Since the errors are exactly the same on the old hardware and the new hardware, I’m now wondering if it’s NOT a hardware issue, but perhaps a software bug.
I’ve tried searching for these error messages, and everything seems to indicate a hardware issue. While not impossible, I would be surprised to have the exact same block fail on 2 different SSDs.
I appreciate any pointers or insights as to how I might be able to troubleshoot this further - even some way to confirm whether it’s a hardware or software issue.
I had done a fresh install of the HAOS OS, then restored from the last backup I had from my RP5.
I just redid the NUC again - fresh HAOS install, and it’s restoring the “last known good” backup now. I’ll see how that goes. If I still get errors, is the next step to do a fresh HAOS install, then restore just a portion of the backup (e.g. NOT all the add-ins) and rebuild everything? How do I tell if the backup has that EROFS partition in it (and to NOT restore it, if so)?
(And my apologies for the delayed reply - I haven’t figured out how to get the system to notify me when someone replies to my topics yet, so I didn’t realize someone had! ;-( )
Just chiming in for now to say that I feel your pain @kecepull, I’ve been struggling with the same “failed to get inode” errors. I’ve even gone as far as replacing a bunch of hardware (SSD, power brick, and RAM is in the mail), removing many add-ons/hacs integrations, and more. But the system keeps crashing with these errors every 2 days or so.
Definitely please keep us posted on how things go for you!
Another thing I just thought of to note, I had a similar backup/restore path, and have restored to different devices/install methods over time, with the current install being on a little Dell OptiPlex micro PC (running Home Assistant OS).
Hi, I am facing the same issues. First, I saw it on HAOS running on SD card. I thought that this was related to a faulty card. I changed the setup to use a fresh SSD, but still facing the same error.
The problem has gone away for me. The SMART drive stats for the NVMe SSD on the new NUC indicated that there were errors with it, so I ended up replacing the whole NUC as it was still under warranty. I installed HAOS and restored the latest backup, and I haven’t seen the error once on the new box!
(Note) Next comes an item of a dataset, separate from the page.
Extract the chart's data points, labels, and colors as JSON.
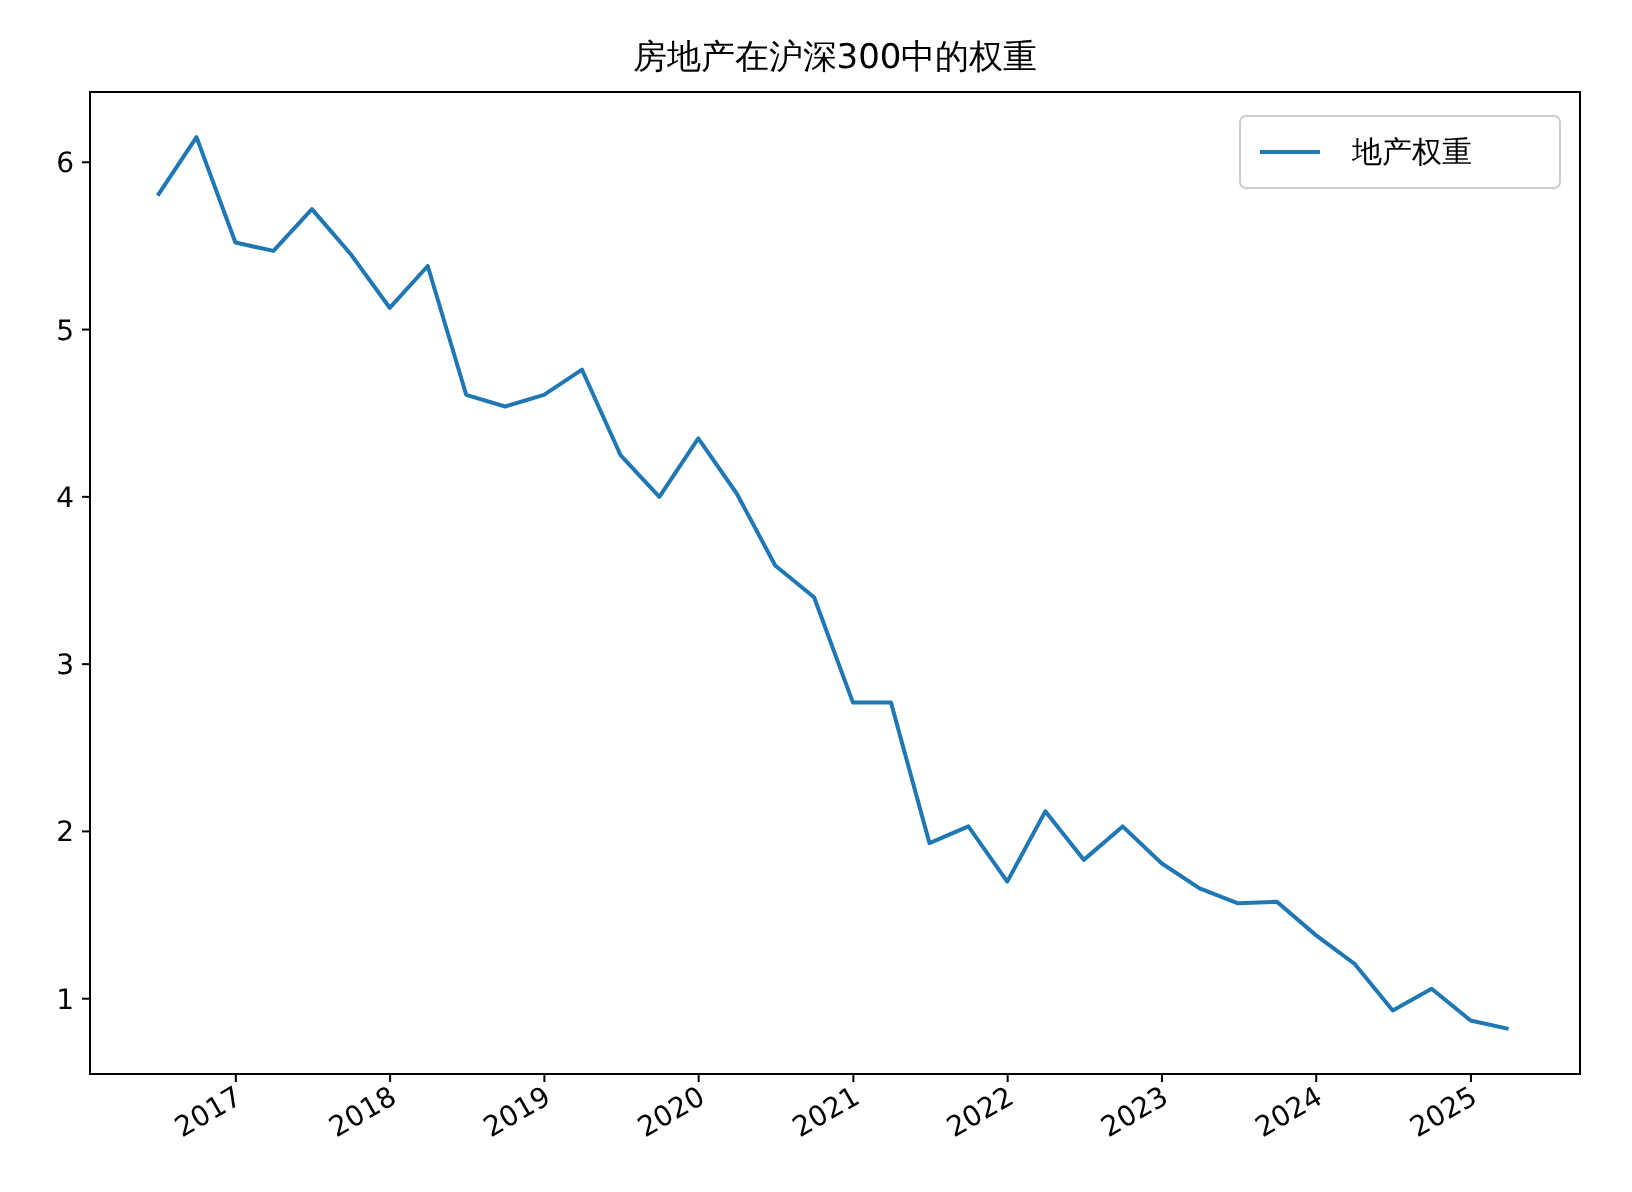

So, it would appear that it was a bad SSD causing the problems (although that doesn’t explain why I saw the errors on TWO completely different sets of hardware, unless it was a genuine coincidence that both SSDs were going bad at the same time?!).
I don’t know if this helps anyone else, but for me, at least, a new set of hardware fixed it, and I suspect it was a bad (or going bad) SSD.
To my great surprise, the problem seems to have gone away for me as well. This is after replacing/upgrading the RAM in my little Dell micro PC running Home Assistant OS.
Interestingly, what I noticed after upgrading the RAM from a single 8GB stick to a matched pair of 8GB sticks (so 16GB total), is that the system fairly quickly started consuming more than 8GB of RAM and has stayed steady at around 70% usage. I’m still digging into what is causing the high memory usage, but this seems to be the root of where the issue was coming from for me (the system was trying to use more memory than was physically available). Despite the high memory usage, my Home Assistant machine has been running more stable (crash/reboot free) for longer than it has in quite a while.